新型自動倉庫は、フォークリフトのように、ロボットが1台で走行・昇降・移載を行うことをコンセプトに設計されています。このシステムでは、群制御を行う独自のPhysical AI「ROMS Physical AI」が、リアルタイムにロボットの動きを最適化。狭い倉庫や複雑なレイアウトにおいても、その性能を発揮することができます。
独自技術の融合:止めない自動化
ROMSがこの製品で重視した点は、特許出願中の先進的なハードウェアと、現場を止めないソフトウェア技術の融合です。ハードウェアは超高密度保管と優れたスループットを両立させ、ソフトウェアはロボット群の動きを流れる水のように止まらせない仕組みを構築しています。このシステムにより、現場の持続的な稼働率の向上と高い搬送能力が実現されます。

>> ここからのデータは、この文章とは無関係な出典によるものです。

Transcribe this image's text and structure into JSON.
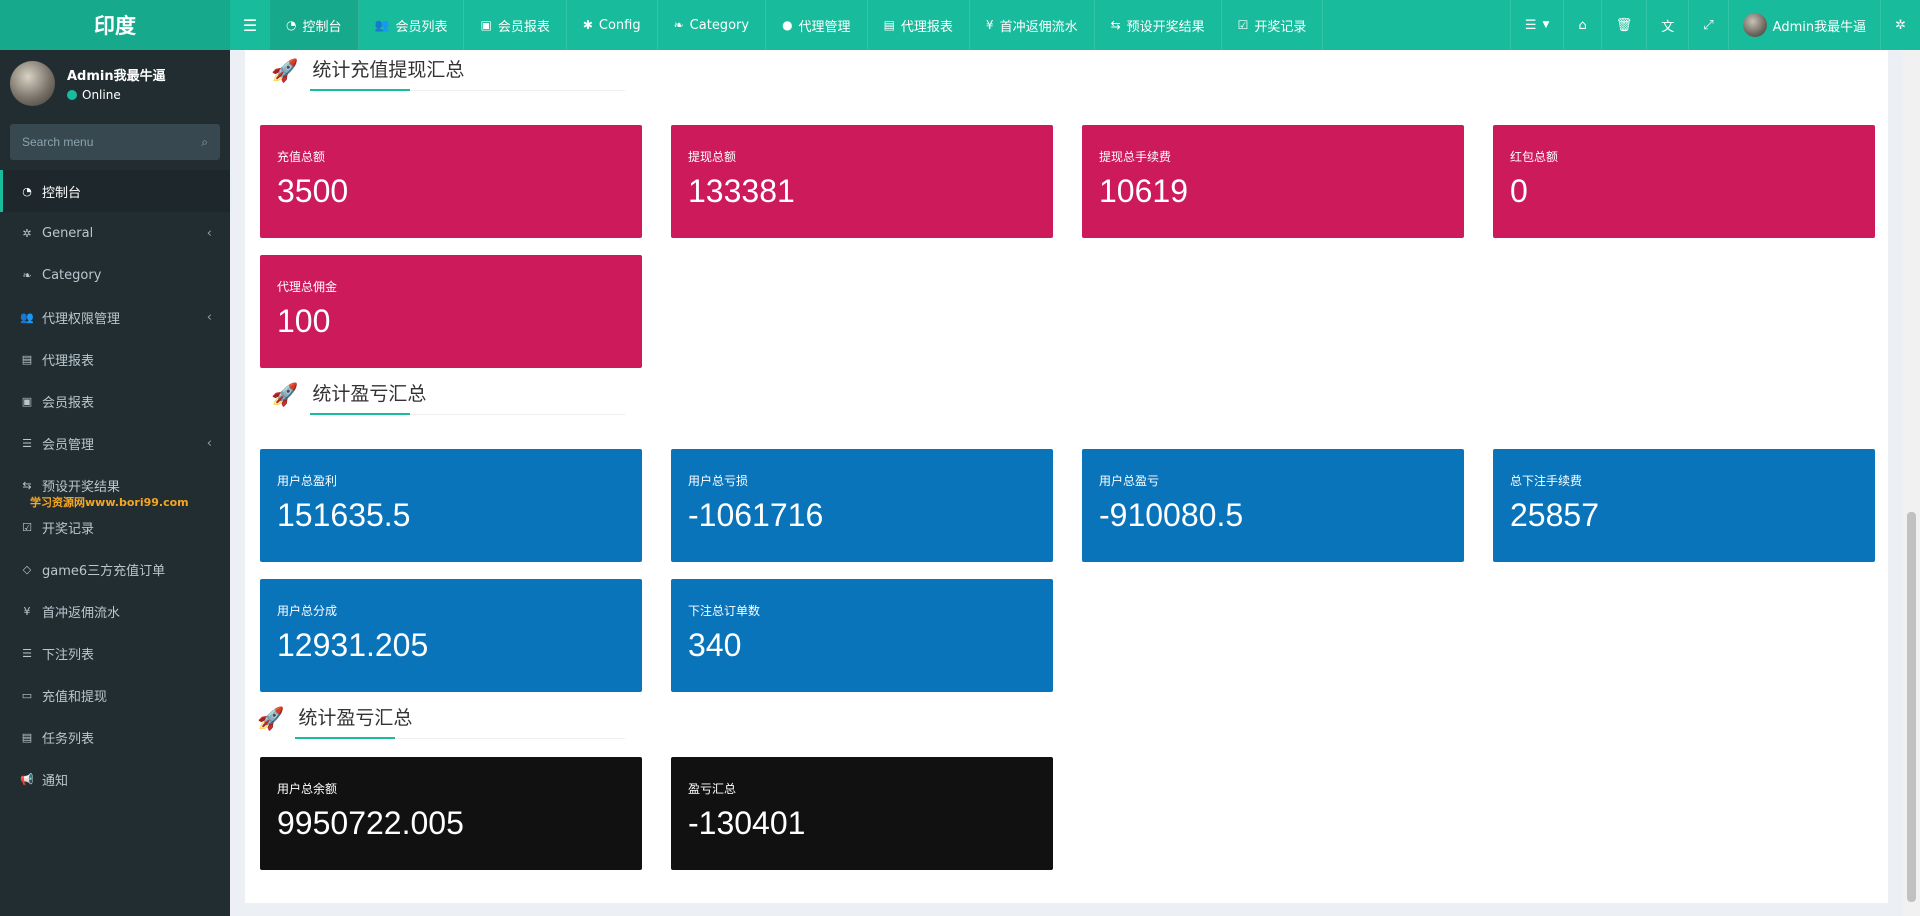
{
  "brand": "印度",
  "nav": [
    {
      "label": "控制台",
      "icon": "dashboard-icon",
      "glyph": "◔",
      "active": true
    },
    {
      "label": "会员列表",
      "icon": "users-icon",
      "glyph": "👥",
      "active": false
    },
    {
      "label": "会员报表",
      "icon": "address-book-icon",
      "glyph": "▣",
      "active": false
    },
    {
      "label": "Config",
      "icon": "gear-icon",
      "glyph": "✱",
      "active": false
    },
    {
      "label": "Category",
      "icon": "leaf-icon",
      "glyph": "❧",
      "active": false
    },
    {
      "label": "代理管理",
      "icon": "user-icon",
      "glyph": "●",
      "active": false
    },
    {
      "label": "代理报表",
      "icon": "book-icon",
      "glyph": "▤",
      "active": false
    },
    {
      "label": "首冲返佣流水",
      "icon": "yen-icon",
      "glyph": "¥",
      "active": false
    },
    {
      "label": "预设开奖结果",
      "icon": "random-icon",
      "glyph": "⇆",
      "active": false
    },
    {
      "label": "开奖记录",
      "icon": "calendar-check-icon",
      "glyph": "☑",
      "active": false
    }
  ],
  "topright": {
    "username": "Admin我最牛逼"
  },
  "user": {
    "name": "Admin我最牛逼",
    "status": "Online"
  },
  "search": {
    "placeholder": "Search menu"
  },
  "menu": [
    {
      "label": "控制台",
      "icon": "dashboard-icon",
      "glyph": "◔",
      "active": true,
      "chevron": false
    },
    {
      "label": "General",
      "icon": "cogs-icon",
      "glyph": "✲",
      "active": false,
      "chevron": true
    },
    {
      "label": "Category",
      "icon": "leaf-icon",
      "glyph": "❧",
      "active": false,
      "chevron": false
    },
    {
      "label": "代理权限管理",
      "icon": "users-icon",
      "glyph": "👥",
      "active": false,
      "chevron": true
    },
    {
      "label": "代理报表",
      "icon": "book-icon",
      "glyph": "▤",
      "active": false,
      "chevron": false
    },
    {
      "label": "会员报表",
      "icon": "address-book-icon",
      "glyph": "▣",
      "active": false,
      "chevron": false
    },
    {
      "label": "会员管理",
      "icon": "list-icon",
      "glyph": "☰",
      "active": false,
      "chevron": true
    },
    {
      "label": "预设开奖结果",
      "icon": "random-icon",
      "glyph": "⇆",
      "active": false,
      "chevron": false
    },
    {
      "label": "开奖记录",
      "icon": "calendar-check-icon",
      "glyph": "☑",
      "active": false,
      "chevron": false
    },
    {
      "label": "game6三方充值订单",
      "icon": "diamond-icon",
      "glyph": "◇",
      "active": false,
      "chevron": false
    },
    {
      "label": "首冲返佣流水",
      "icon": "yen-icon",
      "glyph": "¥",
      "active": false,
      "chevron": false
    },
    {
      "label": "下注列表",
      "icon": "list-icon",
      "glyph": "☰",
      "active": false,
      "chevron": false
    },
    {
      "label": "充值和提现",
      "icon": "money-icon",
      "glyph": "▭",
      "active": false,
      "chevron": false
    },
    {
      "label": "任务列表",
      "icon": "book-icon",
      "glyph": "▤",
      "active": false,
      "chevron": false
    },
    {
      "label": "通知",
      "icon": "bullhorn-icon",
      "glyph": "📢",
      "active": false,
      "chevron": false
    }
  ],
  "watermark": "学习资源网www.bori99.com",
  "sections": [
    {
      "title": "统计充值提现汇总",
      "cards": [
        {
          "label": "充值总额",
          "value": "3500"
        },
        {
          "label": "提现总额",
          "value": "133381"
        },
        {
          "label": "提现总手续费",
          "value": "10619"
        },
        {
          "label": "红包总额",
          "value": "0"
        },
        {
          "label": "代理总佣金",
          "value": "100"
        }
      ]
    },
    {
      "title": "统计盈亏汇总",
      "cards": [
        {
          "label": "用户总盈利",
          "value": "151635.5"
        },
        {
          "label": "用户总亏损",
          "value": "-1061716"
        },
        {
          "label": "用户总盈亏",
          "value": "-910080.5"
        },
        {
          "label": "总下注手续费",
          "value": "25857"
        },
        {
          "label": "用户总分成",
          "value": "12931.205"
        },
        {
          "label": "下注总订单数",
          "value": "340"
        }
      ]
    },
    {
      "title": "统计盈亏汇总",
      "cards": [
        {
          "label": "用户总余额",
          "value": "9950722.005"
        },
        {
          "label": "盈亏汇总",
          "value": "-130401"
        }
      ]
    }
  ],
  "colors": {
    "primary": "#18bc9c",
    "sidebar": "#222d32",
    "card_pink": "#cc1a5a",
    "card_blue": "#0a74bb",
    "card_black": "#111111"
  }
}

万が一、ロボットが停止した際には即座に迂回路を設け、復旧を可能にすることで、高い可用性と効率を維持します。さらに、耐久性とメンテナンスのしやすさも考慮された設計になっており、日本の現場で安心して長く利用していただけるよう工夫されています。
今後のスケジュール
新型自動倉庫の詳細は、2026年8月26日に発表されます。さらに、国際物流総合展2026では、実機のデモンストレーションも行われ、来場者にその革新性を体験してもらう機会が提供されます。この展示会は、東京ビッグサイトで9月8日から11日にかけて開催され、ROMSのブースはE7-ZJ09に位置します。
株式会社ROMSについて
株式会社ROMSは2019年に設立され、ECをはじめとする業界向けの自動化ソリューションを開発・販売しています。特に、小型自動倉庫や仕分け機、AI技術を用いたさまざまなロボティクス技術に注力しており、日本製のフル内製プロダクトを提供しています。
未来の物流現場に革命をもたらすROMSの新型自動倉庫、ぜひとも注目したいソリューションです。